Siska Nopriana, mungkin bisa kita sebut sebagai salah satu contoh dari yang 23 persen tersebut. Usianya baru 23 tahun, ketika ia tega menyiksa anak kandungnya sendiri hingga tewas pada Senin (21/11/2016). Anaknya yang malang itu baru berusia 4 tahun. Peristiwa nahas tersebut terjadi di Palembang, Sumatera Selatan. Melihat rentang usia sang ibu dan anaknya, diperkirakan ia menikah pada umur 18 tahun. Bahkan mungkin sebelum berusia 18 tahun.
Bersama Akhiri Kekerasan
Tindak kekerasan yang dilakukan Siska Nopriana terhadap anak kandungnya sendiri, tentulah perbuatan yang di luar akal sehat. Sangat tidak mungkin rasanya seorang ibu sampai tega membunuh anak kandungnya sendiri. Tapi, itulah yang terjadi. Perbuatan Siska Nopriana tersebut menunjukkan kepada kita bahwa ia sebagai ibu belum mampu mengendalikan diri. Salah satu penyebabnya, karena ia masih terlalu belia memasuki gerbang pernikahan.
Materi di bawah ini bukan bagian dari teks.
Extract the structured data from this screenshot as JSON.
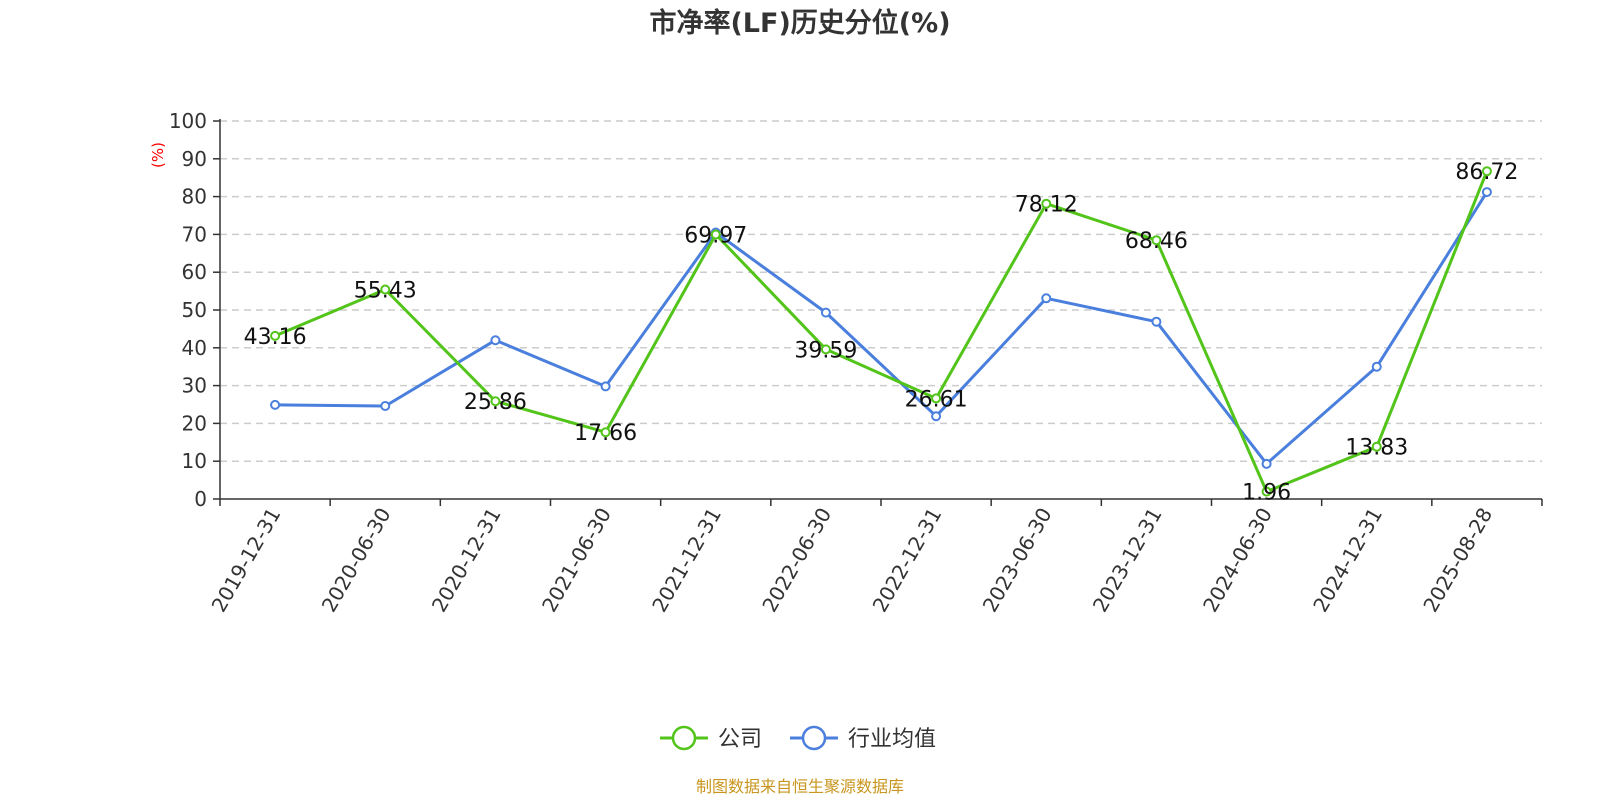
{
  "chart_data": {
    "type": "line",
    "title": "市净率(LF)历史分位(%)",
    "y_unit": "(%)",
    "categories": [
      "2019-12-31",
      "2020-06-30",
      "2020-12-31",
      "2021-06-30",
      "2021-12-31",
      "2022-06-30",
      "2022-12-31",
      "2023-06-30",
      "2023-12-31",
      "2024-06-30",
      "2024-12-31",
      "2025-08-28"
    ],
    "yticks": [
      "0",
      "10",
      "20",
      "30",
      "40",
      "50",
      "60",
      "70",
      "80",
      "90",
      "100"
    ],
    "ylim": [
      0,
      100
    ],
    "grid": true,
    "legend_position": "bottom-center",
    "series": [
      {
        "name": "公司",
        "color": "#52c41a",
        "values": [
          43.16,
          55.43,
          25.86,
          17.66,
          69.97,
          39.59,
          26.61,
          78.12,
          68.46,
          1.96,
          13.83,
          86.72
        ],
        "labels": [
          "43.16",
          "55.43",
          "25.86",
          "17.66",
          "69.97",
          "39.59",
          "26.61",
          "78.12",
          "68.46",
          "1.96",
          "13.83",
          "86.72"
        ]
      },
      {
        "name": "行业均值",
        "color": "#4a7fdd",
        "values": [
          24.9,
          24.6,
          42.0,
          29.8,
          70.5,
          49.3,
          21.9,
          53.1,
          46.9,
          9.3,
          35.0,
          81.2
        ]
      }
    ],
    "unit_color": "#ff0000",
    "source": "制图数据来自恒生聚源数据库",
    "source_color": "#c8961e"
  }
}
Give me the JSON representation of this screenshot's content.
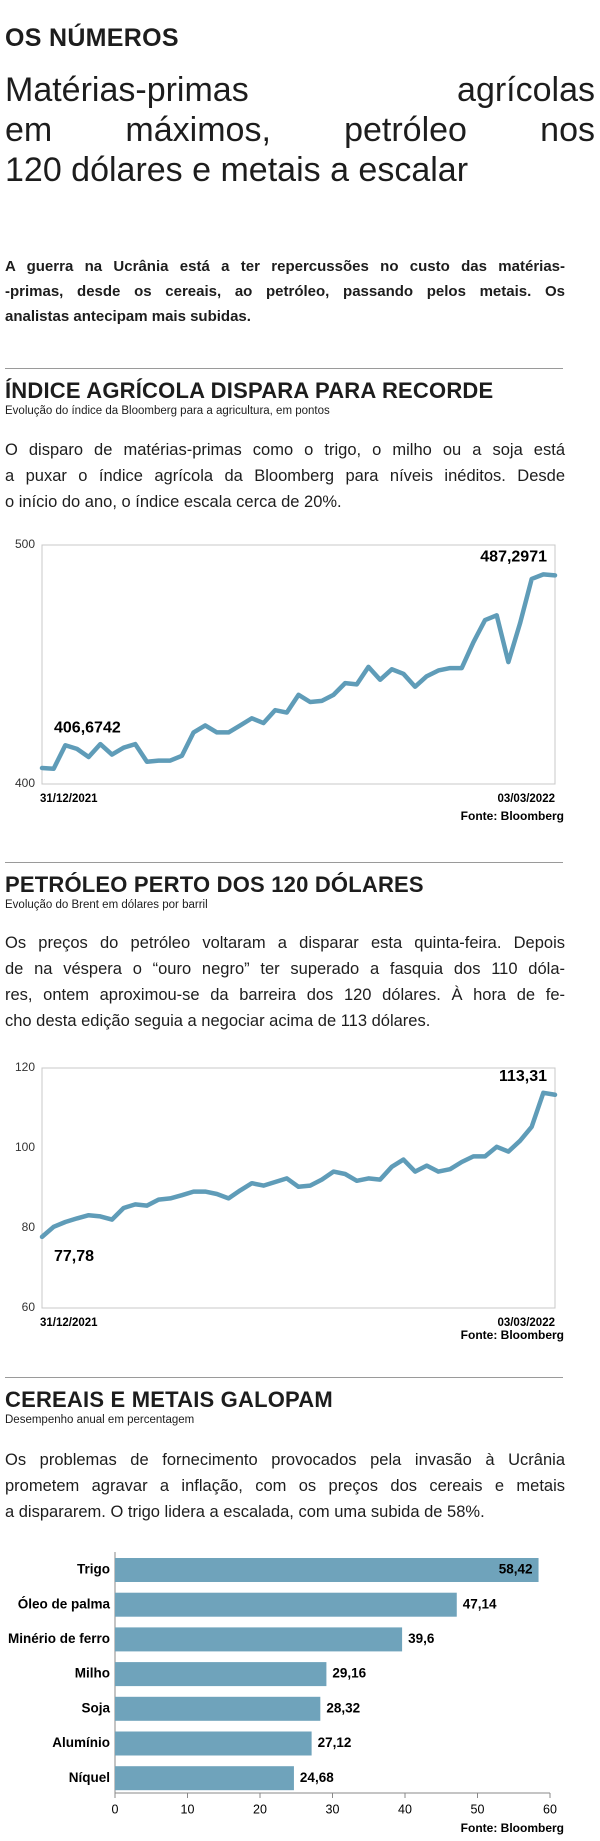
{
  "header": {
    "kicker": "OS NÚMEROS",
    "title": [
      "Matérias-primas agrícolas",
      "em máximos, petróleo nos",
      "120 dólares e metais a escalar"
    ],
    "lead": [
      "A guerra na Ucrânia está a ter repercussões no custo das matérias-",
      "-primas, desde os cereais, ao petróleo, passando pelos metais. Os",
      "analistas antecipam mais subidas."
    ]
  },
  "sections": [
    {
      "title": "ÍNDICE AGRÍCOLA DISPARA PARA RECORDE",
      "subtitle": "Evolução do índice da Bloomberg para a agricultura, em pontos",
      "text": [
        "O disparo de matérias-primas como o trigo, o milho ou a soja está",
        "a puxar o índice agrícola da Bloomberg para níveis inéditos. Desde",
        "o início do ano, o índice escala cerca de 20%."
      ]
    },
    {
      "title": "PETRÓLEO PERTO DOS 120 DÓLARES",
      "subtitle": "Evolução do Brent em dólares por barril",
      "text": [
        "Os preços do petróleo voltaram a disparar esta quinta-feira. Depois",
        "de na véspera o “ouro negro” ter superado a fasquia dos 110 dóla-",
        "res, ontem aproximou-se da barreira dos 120 dólares. À hora de fe-",
        "cho desta edição seguia a negociar acima de 113 dólares."
      ]
    },
    {
      "title": "CEREAIS E METAIS GALOPAM",
      "subtitle": "Desempenho anual em percentagem",
      "text": [
        "Os problemas de fornecimento provocados pela invasão à Ucrânia",
        "prometem agravar a inflação, com os preços dos cereais e metais",
        "a dispararem. O trigo lidera a escalada, com uma subida de 58%."
      ]
    }
  ],
  "chart_data": [
    {
      "type": "line",
      "color": "#5f9cb8",
      "source": "Fonte: Bloomberg",
      "categories": [
        "31/12/2021",
        null,
        null,
        null,
        null,
        null,
        null,
        null,
        null,
        null,
        null,
        null,
        null,
        null,
        null,
        null,
        null,
        null,
        null,
        null,
        null,
        null,
        null,
        null,
        null,
        null,
        null,
        null,
        null,
        null,
        null,
        null,
        null,
        null,
        null,
        null,
        null,
        null,
        null,
        null,
        null,
        null,
        null,
        null,
        "03/03/2022"
      ],
      "values": [
        406.6742,
        406.4,
        416.2,
        414.7,
        411.3,
        416.7,
        412.3,
        415.2,
        416.7,
        409.3,
        409.8,
        409.8,
        411.8,
        421.6,
        424.5,
        421.6,
        421.6,
        424.5,
        427.5,
        425.5,
        430.9,
        429.9,
        437.3,
        434.3,
        434.8,
        437.3,
        442.2,
        441.7,
        449.0,
        443.6,
        448.0,
        446.1,
        440.7,
        445.1,
        447.5,
        448.5,
        448.5,
        459.3,
        468.6,
        470.6,
        451.0,
        467.2,
        485.8,
        487.7,
        487.2971
      ],
      "value_labels": [
        "406,6742",
        null,
        null,
        null,
        null,
        null,
        null,
        null,
        null,
        null,
        null,
        null,
        null,
        null,
        null,
        null,
        null,
        null,
        null,
        null,
        null,
        null,
        null,
        null,
        null,
        null,
        null,
        null,
        null,
        null,
        null,
        null,
        null,
        null,
        null,
        null,
        null,
        null,
        null,
        null,
        null,
        null,
        null,
        null,
        "487,2971"
      ],
      "ylim": [
        400,
        500
      ],
      "yticks": [
        400,
        500
      ],
      "grid": false
    },
    {
      "type": "line",
      "color": "#5f9cb8",
      "source": "Fonte: Bloomberg",
      "categories": [
        "31/12/2021",
        null,
        null,
        null,
        null,
        null,
        null,
        null,
        null,
        null,
        null,
        null,
        null,
        null,
        null,
        null,
        null,
        null,
        null,
        null,
        null,
        null,
        null,
        null,
        null,
        null,
        null,
        null,
        null,
        null,
        null,
        null,
        null,
        null,
        null,
        null,
        null,
        null,
        null,
        null,
        null,
        null,
        null,
        null,
        "03/03/2022"
      ],
      "values": [
        77.78,
        80.3,
        81.5,
        82.4,
        83.2,
        82.9,
        82.1,
        85.0,
        85.9,
        85.6,
        87.1,
        87.4,
        88.2,
        89.1,
        89.1,
        88.5,
        87.4,
        89.4,
        91.2,
        90.6,
        91.5,
        92.4,
        90.3,
        90.6,
        92.1,
        94.1,
        93.5,
        91.8,
        92.4,
        92.1,
        95.3,
        97.1,
        94.1,
        95.6,
        94.1,
        94.7,
        96.5,
        97.9,
        97.9,
        100.3,
        99.1,
        101.8,
        105.3,
        113.8,
        113.31
      ],
      "value_labels": [
        "77,78",
        null,
        null,
        null,
        null,
        null,
        null,
        null,
        null,
        null,
        null,
        null,
        null,
        null,
        null,
        null,
        null,
        null,
        null,
        null,
        null,
        null,
        null,
        null,
        null,
        null,
        null,
        null,
        null,
        null,
        null,
        null,
        null,
        null,
        null,
        null,
        null,
        null,
        null,
        null,
        null,
        null,
        null,
        null,
        "113,31"
      ],
      "ylim": [
        60,
        120
      ],
      "yticks": [
        60,
        80,
        100,
        120
      ],
      "grid": false
    },
    {
      "type": "hbar",
      "color": "#6fa3bb",
      "source": "Fonte: Bloomberg",
      "categories": [
        "Trigo",
        "Óleo de palma",
        "Minério de ferro",
        "Milho",
        "Soja",
        "Alumínio",
        "Níquel"
      ],
      "values": [
        58.42,
        47.14,
        39.6,
        29.16,
        28.32,
        27.12,
        24.68
      ],
      "value_labels": [
        "58,42",
        "47,14",
        "39,6",
        "29,16",
        "28,32",
        "27,12",
        "24,68"
      ],
      "xlim": [
        0,
        60
      ],
      "xticks": [
        0,
        10,
        20,
        30,
        40,
        50,
        60
      ]
    }
  ]
}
Menurut saya, menekan angka pernikahan dini adalah bagian dari upaya menurunkan potensi kekerasan dalam rumah tangga (KDRT). Artinya, pasangan suami-istri yang memasuki gerbang perkawinan setelah matang secara usia dan emosi, tentulah akan lebih mampu mengendalikan diri. Tidak mudah dikuasai emosi. Dengan demikian, permasalahan yang dihadapi bisa disikapi secara bersama, tanpa harus berujung pada tindak kekerasan.
Oh, ya, selama ini, istilah KDRT lebih mengacu kepada kekerasan antara suami-istri. Dalam kenyataannya, KDRT yang menyangkut kekerasan terhadap anak, sesungguhnya tidak kalah jumlahnya. Komisi Perlindungan Anak Indonesia (KPAI) mencatat, terdapat 1.698 pengaduan kekerasan terhadap anak pada tahun 2015. Ini sekaligus mencerminkan: anak menjadi korban karena lemahnya pengendalian diri suami-istri. Padahal, tugas utama suami-istri adalah melindungi anak mereka.